Money managers are creating or expanding programs to increase the number of women in the industry, now a hot topic as high-profile pay and discrimination lawsuits grab headlines and investors press managers to disclose efforts to boost diversity.
"Programs are great but ... (increasing diversity is) hand-to-hand combat," said Joan Solotar, a New York-based senior managing director at The Blackstone Group LP, head of private wealth solutions and external relations. "It is incumbent on me and other professionals at Blackstone to make it work."
The money management industry is still pretty much an all-boys network, at least at the highest levels. Data quantifying the industry as a whole is largely lacking, but targeted findings include:
- Only 9.1% of the CEOs and 6% of the chief investment officers of the largest institutional U.S. money managers were women as of Dec. 31, 2016, according to the most recent Pensions & Investments' money manager survey.

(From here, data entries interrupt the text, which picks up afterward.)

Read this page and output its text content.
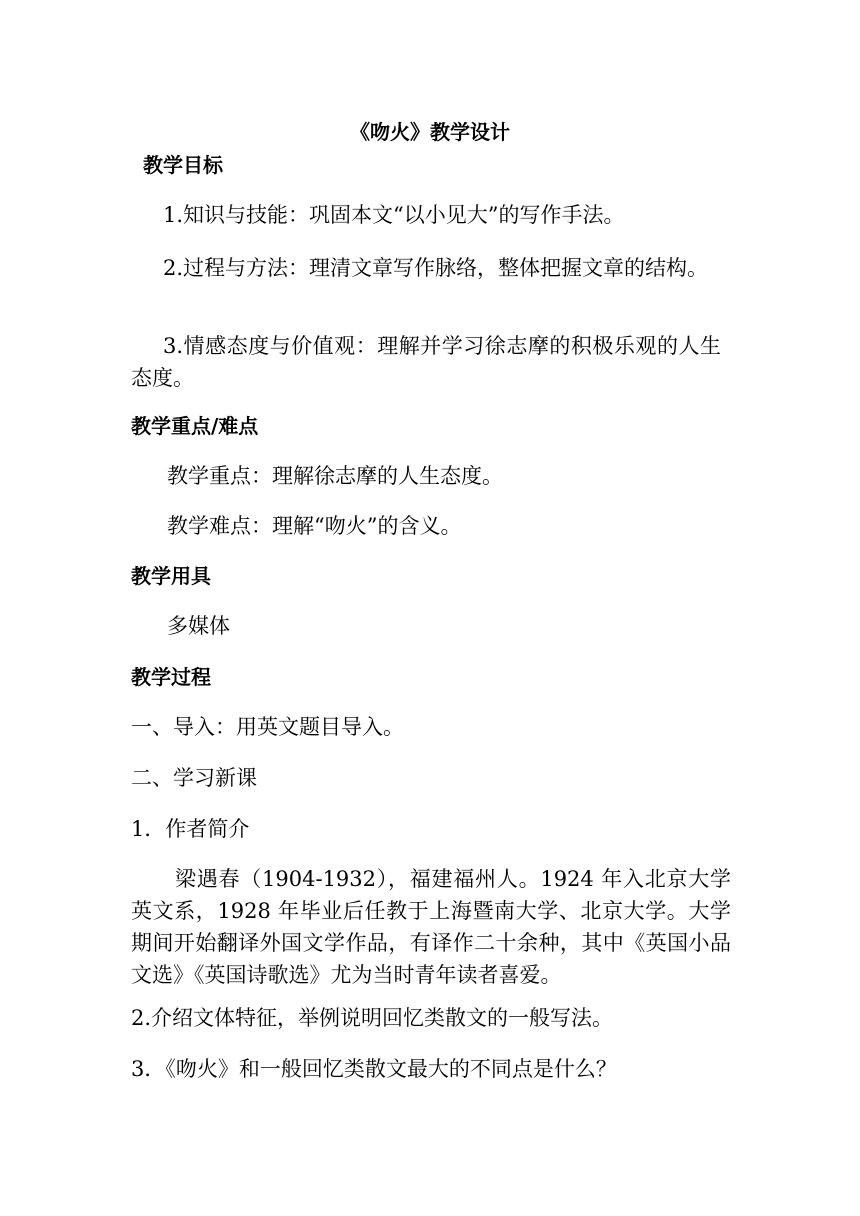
《吻火》教学设计
教学目标
1.知识与技能：巩固本文“以小见大”的写作手法。
2.过程与方法：理清文章写作脉络，整体把握文章的结构。
3.情感态度与价值观：理解并学习徐志摩的积极乐观的人生态度。
教学重点/难点
教学重点：理解徐志摩的人生态度。
教学难点：理解“吻火”的含义。
教学用具
多媒体
教学过程
一、导入：用英文题目导入。
二、学习新课
1．作者简介
梁遇春（1904-1932），福建福州人。1924 年入北京大学英文系，1928 年毕业后任教于上海暨南大学、北京大学。大学期间开始翻译外国文学作品，有译作二十余种，其中《英国小品文选》《英国诗歌选》尤为当时青年读者喜爱。
2.介绍文体特征，举例说明回忆类散文的一般写法。
3．《吻火》和一般回忆类散文最大的不同点是什么？
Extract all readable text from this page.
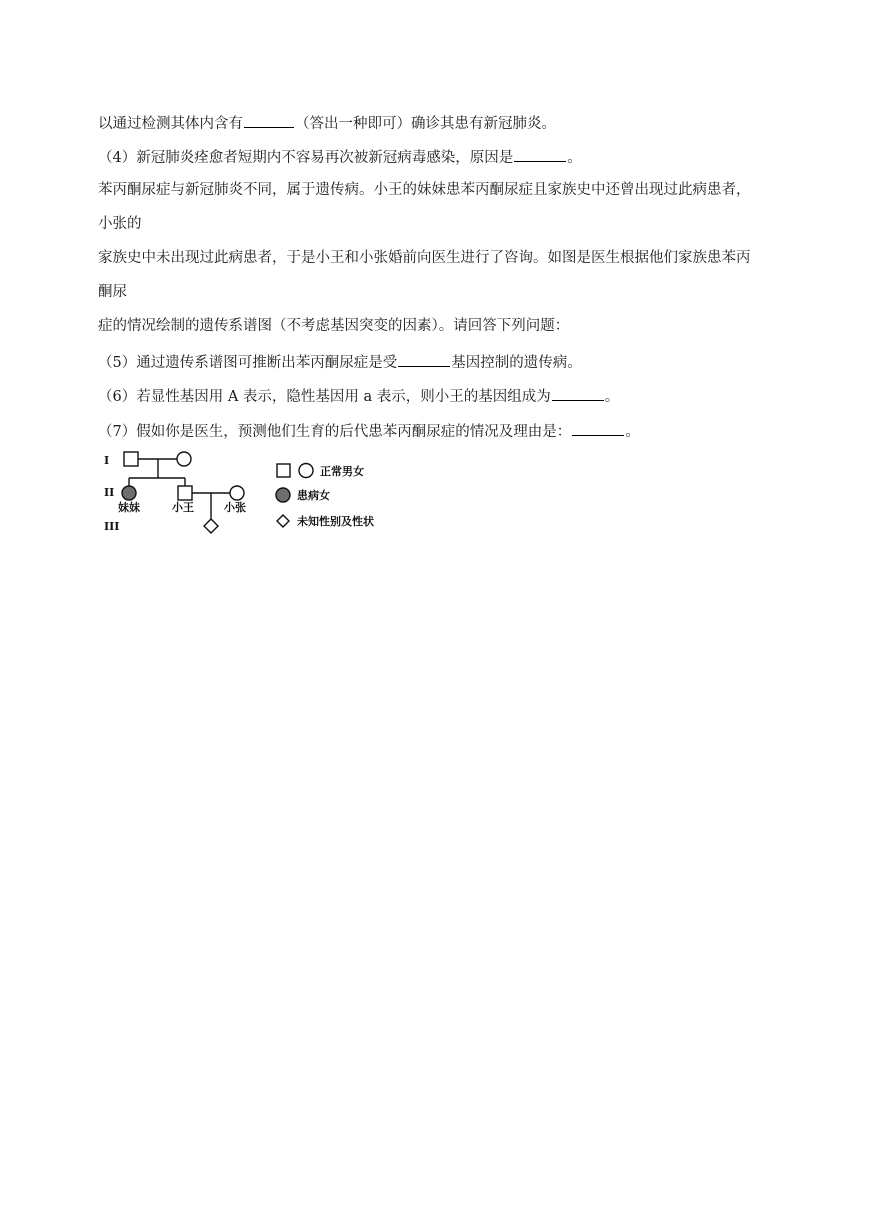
以通过检测其体内含有	（答出一种即可）确诊其患有新冠肺炎。
（4）新冠肺炎痊愈者短期内不容易再次被新冠病毒感染，原因是	。
苯丙酮尿症与新冠肺炎不同，属于遗传病。小王的妹妹患苯丙酮尿症且家族史中还曾出现过此病患者，
小张的
家族史中未出现过此病患者，于是小王和小张婚前向医生进行了咨询。如图是医生根据他们家族患苯丙
酮尿
症的情况绘制的遗传系谱图（不考虑基因突变的因素）。请回答下列问题：
（5）通过遗传系谱图可推断出苯丙酮尿症是受	基因控制的遗传病。
（6）若显性基因用 A 表示，隐性基因用 a 表示，则小王的基因组成为	。
（7）假如你是医生，预测他们生育的后代患苯丙酮尿症的情况及理由是：	。
I
II
III
妹妹	小王	小张
正常男女
患病女
未知性别及性状
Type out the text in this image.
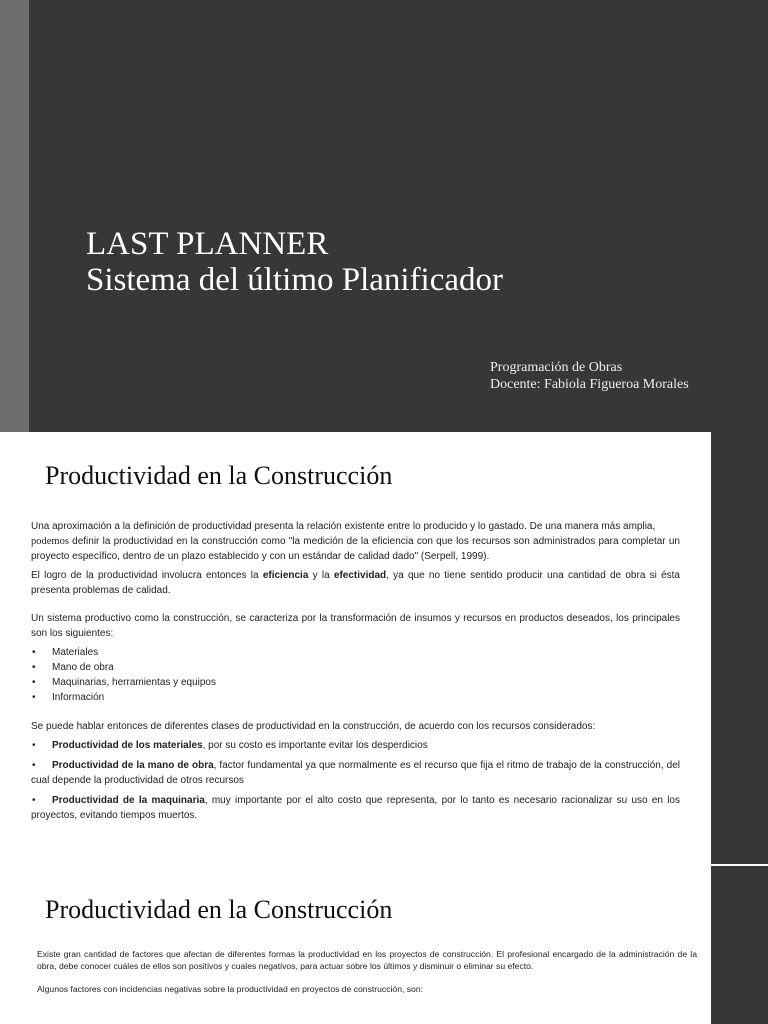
LAST PLANNER
Sistema del último Planificador
Programación de Obras
Docente: Fabiola Figueroa Morales
Productividad en la Construcción

Una aproximación a la definición de productividad presenta la relación existente entre lo producido y lo gastado. De una manera más amplia,
podemos definir la productividad en la construcción como "la medición de la eficiencia con que los recursos son administrados para completar un proyecto específico, dentro de un plazo establecido y con un estándar de calidad dado" (Serpell, 1999).

El logro de la productividad involucra entonces la eficiencia y la efectividad, ya que no tiene sentido producir una cantidad de obra si ésta presenta problemas de calidad.

Un sistema productivo como la construcción, se caracteriza por la transformación de insumos y recursos en productos deseados, los principales son los siguientes:

• Materiales
• Mano de obra
• Maquinarias, herramientas y equipos
• Información

Se puede hablar entonces de diferentes clases de productividad en la construcción, de acuerdo con los recursos considerados:

• Productividad de los materiales, por su costo es importante evitar los desperdicios

• Productividad de la mano de obra, factor fundamental ya que normalmente es el recurso que fija el ritmo de trabajo de la construcción, del cual depende la productividad de otros recursos

• Productividad de la maquinaria, muy importante por el alto costo que representa, por lo tanto es necesario racionalizar su uso en los proyectos, evitando tiempos muertos.

Productividad en la Construcción

Existe gran cantidad de factores que afectan de diferentes formas la productividad en los proyectos de construcción. El profesional encargado de la administración de la obra, debe conocer cuáles de ellos son positivos y cuales negativos, para actuar sobre los últimos y disminuir o eliminar su efecto.

Algunos factores con incidencias negativas sobre la productividad en proyectos de construcción, son:
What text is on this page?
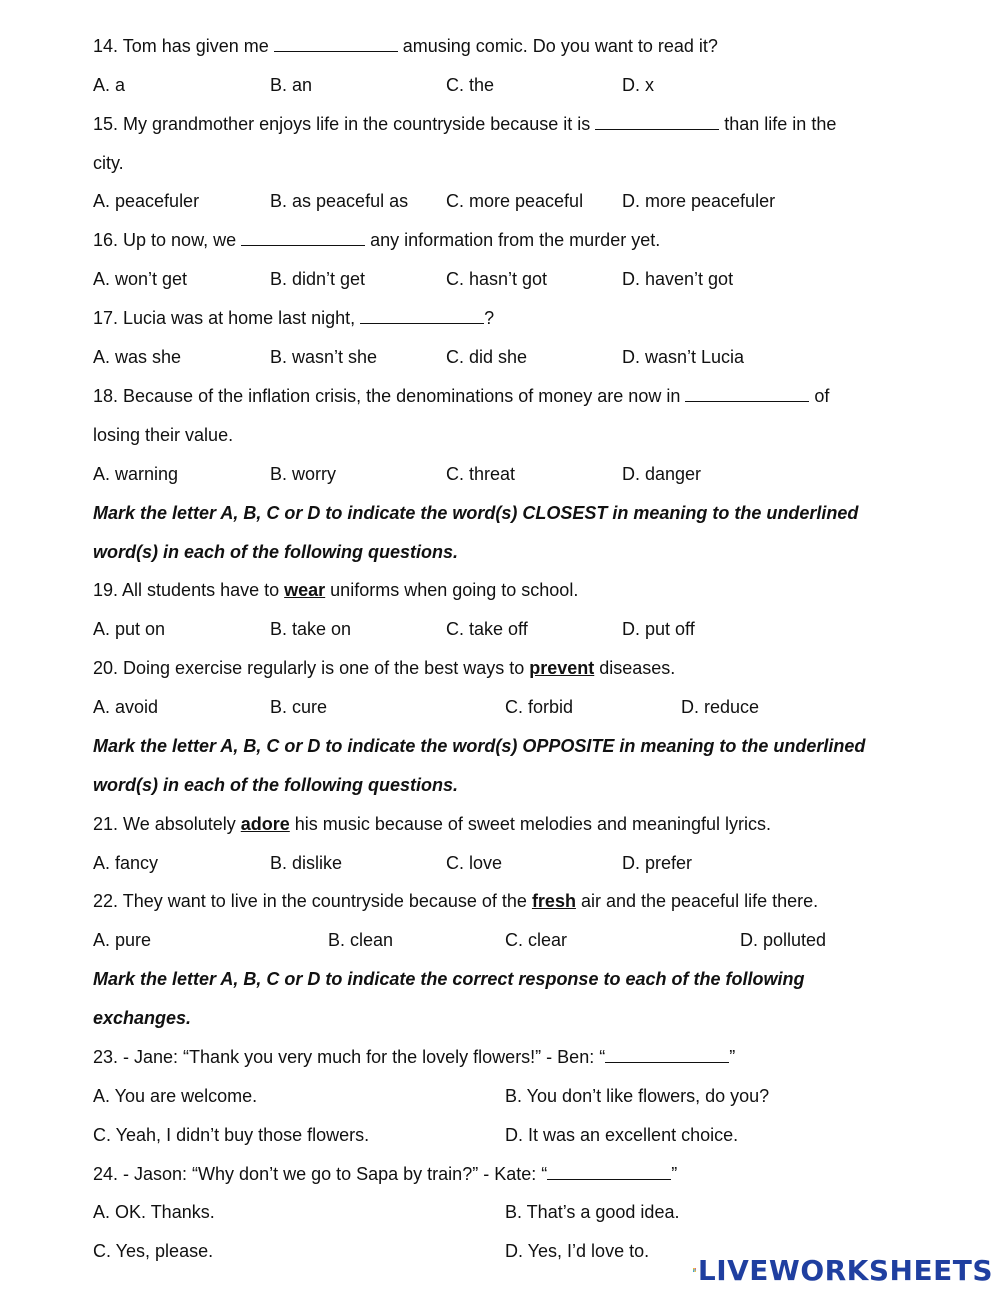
14. Tom has given me	amusing comic. Do you want to read it?
A. a	B. an	C. the	D. x
15. My grandmother enjoys life in the countryside because it is	than life in the
city.
A. peacefuler	B. as peaceful as C. more peaceful D. more peacefuler
16. Up to now, we	any information from the murder yet.
A. won’t get	B. didn’t get	C. hasn’t got	D. haven’t got
17. Lucia was at home last night,	?
A. was she	B. wasn’t she	C. did she	D. wasn’t Lucia
18. Because of the inflation crisis, the denominations of money are now in	of
losing their value.
A. warning	B. worry	C. threat	D. danger
Mark the letter A, B, C or D to indicate the word(s) CLOSEST in meaning to the underlined
word(s) in each of the following questions.
19. All students have to wear uniforms when going to school.
A. put on	B. take on	C. take off	D. put off
20. Doing exercise regularly is one of the best ways to prevent diseases.
A. avoid	B. cure	C. forbid	D. reduce
Mark the letter A, B, C or D to indicate the word(s) OPPOSITE in meaning to the underlined
word(s) in each of the following questions.
21. We absolutely adore his music because of sweet melodies and meaningful lyrics.
A. fancy	B. dislike	C. love	D. prefer
22. They want to live in the countryside because of the fresh air and the peaceful life there.
A. pure	B. clean	C. clear	D. polluted
Mark the letter A, B, C or D to indicate the correct response to each of the following
exchanges.
23. - Jane: “Thank you very much for the lovely flowers!” - Ben: “	”
A. You are welcome.	B. You don’t like flowers, do you?
C. Yeah, I didn’t buy those flowers.	D. It was an excellent choice.
24. - Jason: “Why don’t we go to Sapa by train?” - Kate: “	”
A. OK. Thanks.	B. That’s a good idea.
C. Yes, please.	D. Yes, I’d love to.
LIVEWORKSHEETS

While the percentage of female CEOs has risen from 8.5% in 2011, the percentage of women in the CIO role dropped from 7.5%.
- Women make up just 25% of executive employees and 40% of all employees at the 61 companies that entered P&I's 2017 Best Places to Work in Money Management award;
- A mere 9% of partners, general partners and managing directors with check-writing abilities at venture capital firms with fund sizes of $25 million or more are women, according to data compiled by All Raise, a sponsored project of Silicon Valley Community Foundation to increase the number of women in venture capital; and
- A 2017 academic study of mutual fund managers found that all else being equal, female managers are less likely to be promoted and have shorter tenures than male fund managers.
Meanwhile, studies show women in top positions increase company performance. The more women in decision-making positions, the greater the returns for shareholders, according to a 2016 research report by Credit Suisse Group AG. Between Dec. 31, 2013, and midyear 2016, companies in which 25% of senior leadership were women outperformed the market at a compound annual growth rate of 2.8%, while companies with 50% female senior leaders outperformed the overall market by 10.3%, the study found.
Asset owners also believe gender-diverse investment teams perform better. According to a CFA Institute survey conducted in November and December, 55% of institutional investors stated that mixed gender teams would lead to better investment performance results because of more diverse viewpoints.
Firm executives said women are not applying for positions and the women they do hire leave before they can be promoted, often after they have children.
Others, in turn, point to what appears to be an inhospitable male-dominated environment that blocks women from getting hired, especially on investment teams, and from getting promoted or equal pay.
"Women do want a career and they do want to get ahead," Kathryn J. Stokel, New York-based managing director, chief operating officer at private equity fund-of-funds firm Abbott Capital Management LLC. "If you want to keep women, you have to pay them competitively. You can't assume they will work for less."